British Rifleman Matthew Dodd gets left behind during an allied retreat during a battle while his unit retreats behind the lines of Torres Vedras. Dodd is cut off from rejoining his unit by advancing French skirmishers and the French Armies of Napoleon following close behind. Forced to flee into the hills away from his unit, Dodd is cut off and trapped behind enemy lines. The story focuses on Dodd's survival for several months separated from the army and his efforts to fight the French in a running guerrilla war with the aid of local guerrilla forces.

Its picture of the hero's resolution and devotion to duty in dangerous circumstances caused it to be put on the official reading list endorsed by the Commandant of the United States Marine Corps and other military bodies and groups.

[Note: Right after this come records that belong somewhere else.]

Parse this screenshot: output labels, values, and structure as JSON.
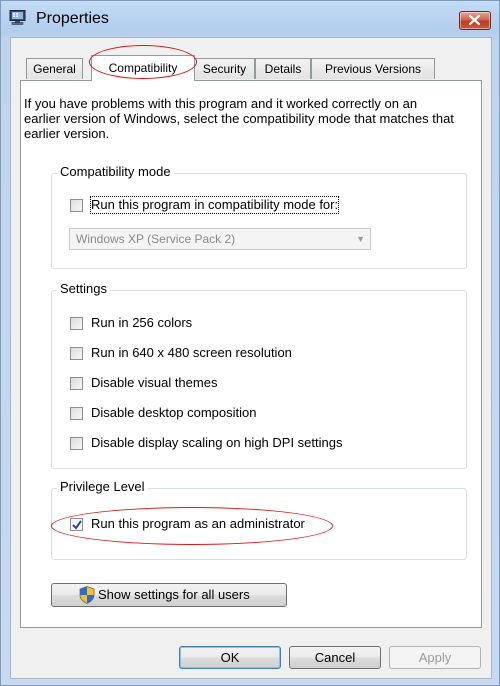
{
  "window": {
    "title": "Properties",
    "title_icon": "computer-icon",
    "close_icon": "close-icon",
    "accent_color": "#c7daf2",
    "annotation_color": "#d2191b"
  },
  "tabs": [
    {
      "label": "General",
      "active": false
    },
    {
      "label": "Compatibility",
      "active": true
    },
    {
      "label": "Security",
      "active": false
    },
    {
      "label": "Details",
      "active": false
    },
    {
      "label": "Previous Versions",
      "active": false
    }
  ],
  "description": "If you have problems with this program and it worked correctly on an earlier version of Windows, select the compatibility mode that matches that earlier version.",
  "compatibility_mode": {
    "legend": "Compatibility mode",
    "checkbox_label": "Run this program in compatibility mode for:",
    "checked": false,
    "select_value": "Windows XP (Service Pack 2)"
  },
  "settings": {
    "legend": "Settings",
    "options": [
      {
        "label": "Run in 256 colors",
        "checked": false
      },
      {
        "label": "Run in 640 x 480 screen resolution",
        "checked": false
      },
      {
        "label": "Disable visual themes",
        "checked": false
      },
      {
        "label": "Disable desktop composition",
        "checked": false
      },
      {
        "label": "Disable display scaling on high DPI settings",
        "checked": false
      }
    ]
  },
  "privilege_level": {
    "legend": "Privilege Level",
    "checkbox_label": "Run this program as an administrator",
    "checked": true
  },
  "show_settings_button": {
    "label": "Show settings for all users",
    "icon": "uac-shield-icon"
  },
  "footer": {
    "ok_label": "OK",
    "cancel_label": "Cancel",
    "apply_label": "Apply"
  }
}
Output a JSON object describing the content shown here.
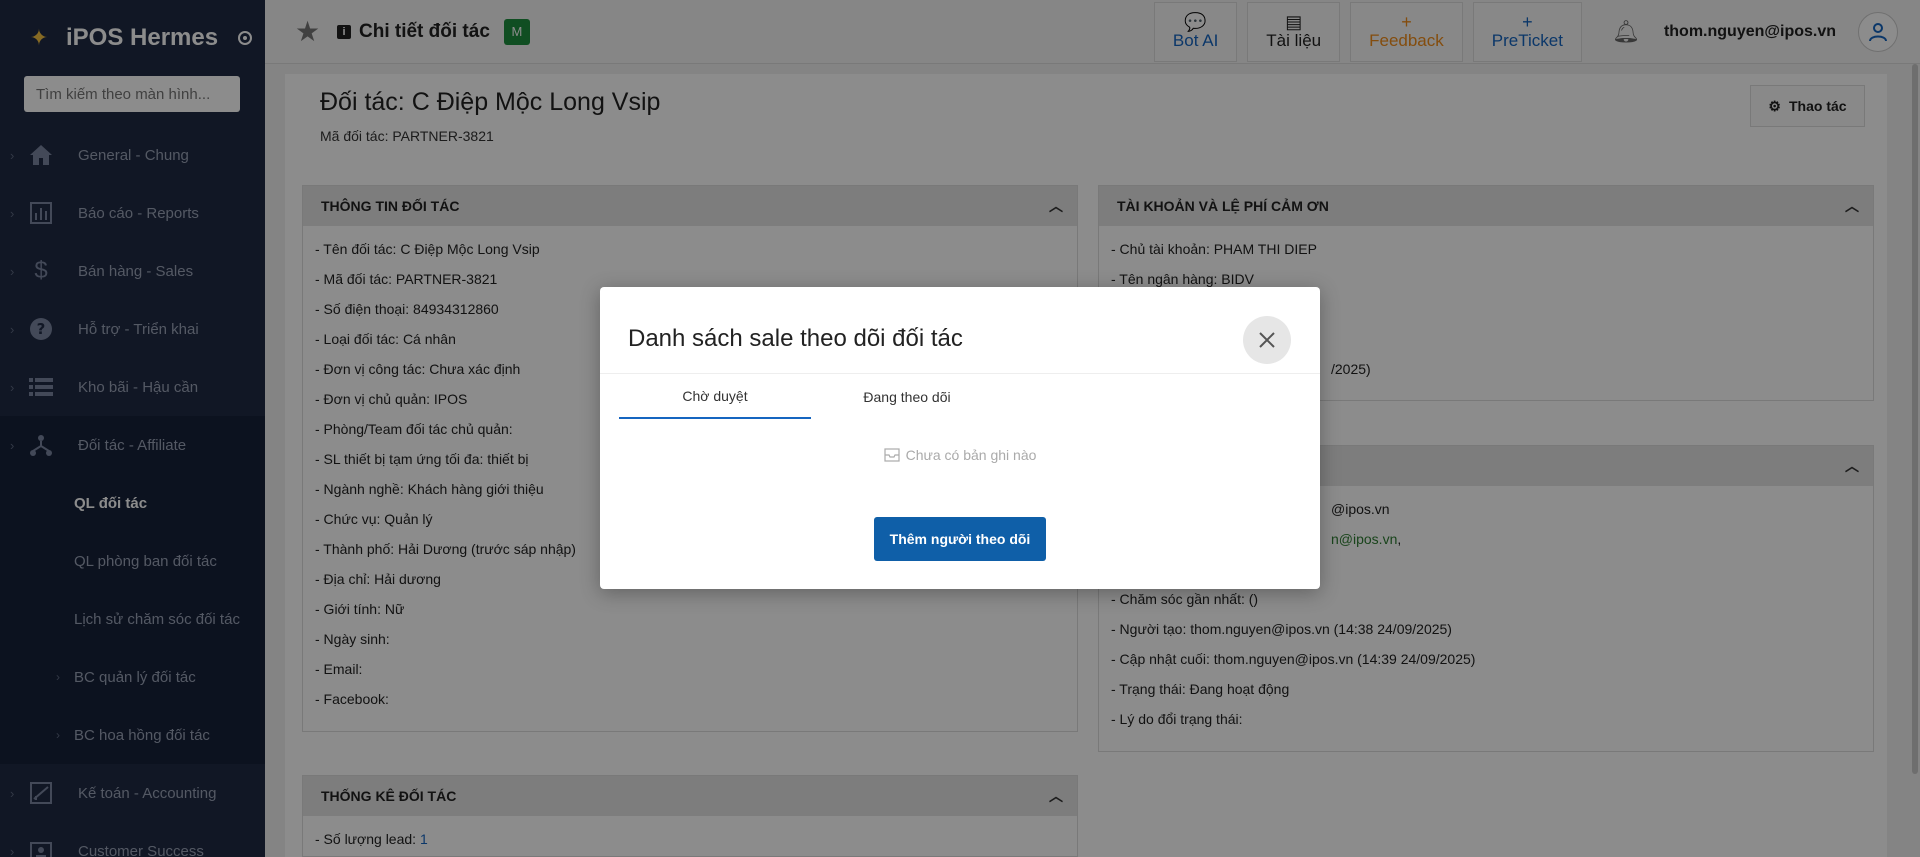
{
  "sidebar": {
    "brand": "iPOS Hermes",
    "search_placeholder": "Tìm kiếm theo màn hình...",
    "items": [
      {
        "label": "General - Chung",
        "icon": "home-icon"
      },
      {
        "label": "Báo cáo - Reports",
        "icon": "chart-icon"
      },
      {
        "label": "Bán hàng - Sales",
        "icon": "dollar-icon"
      },
      {
        "label": "Hỗ trợ - Triển khai",
        "icon": "help-icon"
      },
      {
        "label": "Kho bãi - Hậu cần",
        "icon": "list-icon"
      },
      {
        "label": "Đối tác - Affiliate",
        "icon": "network-icon"
      }
    ],
    "sub_items": [
      {
        "label": "QL đối tác"
      },
      {
        "label": "QL phòng ban đối tác"
      },
      {
        "label": "Lịch sử chăm sóc đối tác"
      },
      {
        "label": "BC quản lý đối tác"
      },
      {
        "label": "BC hoa hồng đối tác"
      }
    ],
    "bottom_items": [
      {
        "label": "Kế toán - Accounting",
        "icon": "edit-chart-icon"
      },
      {
        "label": "Customer Success",
        "icon": "badge-icon"
      }
    ]
  },
  "topbar": {
    "title": "Chi tiết đối tác",
    "badge": "M",
    "buttons": {
      "bot_ai": "Bot AI",
      "tai_lieu": "Tài liệu",
      "feedback": "Feedback",
      "feedback_plus": "+",
      "preticket": "PreTicket",
      "preticket_plus": "+"
    },
    "user_email": "thom.nguyen@ipos.vn"
  },
  "page": {
    "title": "Đối tác: C Điệp Mộc Long Vsip",
    "subtitle": "Mã đối tác: PARTNER-3821",
    "action_button": "Thao tác"
  },
  "panels": {
    "info": {
      "title": "THÔNG TIN ĐỐI TÁC",
      "lines": [
        "- Tên đối tác: C Điệp Mộc Long Vsip",
        "- Mã đối tác: PARTNER-3821",
        "- Số điện thoại: 84934312860",
        "- Loại đối tác: Cá nhân",
        "- Đơn vị công tác: Chưa xác định",
        "- Đơn vị chủ quản: IPOS",
        "- Phòng/Team đối tác chủ quản:",
        "- SL thiết bị tạm ứng tối đa: thiết bị",
        "- Ngành nghề: Khách hàng giới thiệu",
        "- Chức vụ: Quản lý",
        "- Thành phố: Hải Dương (trước sáp nhập)",
        "- Địa chỉ: Hải dương",
        "- Giới tính: Nữ",
        "- Ngày sinh:",
        "- Email:",
        "- Facebook:"
      ]
    },
    "account": {
      "title": "TÀI KHOẢN VÀ LỆ PHÍ CẢM ƠN",
      "lines": [
        "- Chủ tài khoản: PHAM THI DIEP",
        "- Tên ngân hàng: BIDV"
      ],
      "partial_line": "/2025)"
    },
    "care": {
      "partial_1": "@ipos.vn",
      "partial_2": "n@ipos.vn",
      "partial_2_suffix": ",",
      "lines": [
        "- Chăm sóc gần nhất: ()",
        "- Người tạo: thom.nguyen@ipos.vn (14:38 24/09/2025)",
        "- Cập nhật cuối: thom.nguyen@ipos.vn (14:39 24/09/2025)",
        "- Trạng thái: Đang hoạt động",
        "- Lý do đổi trạng thái:"
      ]
    },
    "stats": {
      "title": "THỐNG KÊ ĐỐI TÁC",
      "lead_label": "- Số lượng lead: ",
      "lead_value": "1"
    }
  },
  "modal": {
    "title": "Danh sách sale theo dõi đối tác",
    "tabs": [
      "Chờ duyệt",
      "Đang theo dõi"
    ],
    "empty_text": "Chưa có bản ghi nào",
    "add_button": "Thêm người theo dõi"
  }
}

This novel provides examples of:

  • Dude, Where's My Respect?: A remarkable aversion, despite several actions more than worthy of the Victoria Cross in later times. All Rifleman Dodd wanted is to rejoin his unit, and do his duty.
    • That is indeed all he got, instead of the depressing and actually risked alternative of getting shot by his own side as a deserter, in recognition of his maintenance of his equipment, and coming up to the patrols smiling which is not what deserters do.
    • As noted near the end of the book, the story of his epic adventure was not pieced together - in universe - until he was old and senile, from officers' and soldiers' war and personal diaries and the occasional fireside tale. Common soldiers of that era neither received nor expected distinction.
  • Instant Death Bullet: Usually seen when Dodd uses his Baker rifle. Justified, since infantry rifles in the Napoleonic era fired huge rounds, and the Baker is no exception. note 
  • La RĂ©sistance: Dodd joins up with Portuguese Guerrillas to assault the French while trapped behind enemy lines.
  • No One Left Behind: Subverted leading to Dodd's separation from his unit and subsequent adventures that result from him trying to rejoin them.
  • Shout-Out: In Sharpe's Escape (2004), one of Bernard Cornwell's Richard Sharpe novels, Matthew Dodd appears right before being separated from Sharpe's company in a skirmish. Per Word of God, this intended to be Forester's Dodd, in a nod to one of Sharpe's biggest influences.
  • Silver Bullet: One particularly superstitious French soldier whom Dodd is facing mould silver bullets when they start to believe that Dodd is a supernatural being. It is said that musket balls moulded by the soldiery themselves (when they take the care to do so) can have better performance than those issued to the rank and file, but to cast them out of actual silver is so out there that even Dodd, a five-year veteran of five campaigns, merely thought the French must be stretching their supply of lead with scrap metal, and threw the unexpectedly light and unusually shiny ball away without care, when one of them happened to come into his possession.
  • Tactical Withdrawal: The British are withdrawing to the lines of Torres Vedras. This results in Dodd being accidentally left behind to fend for himself.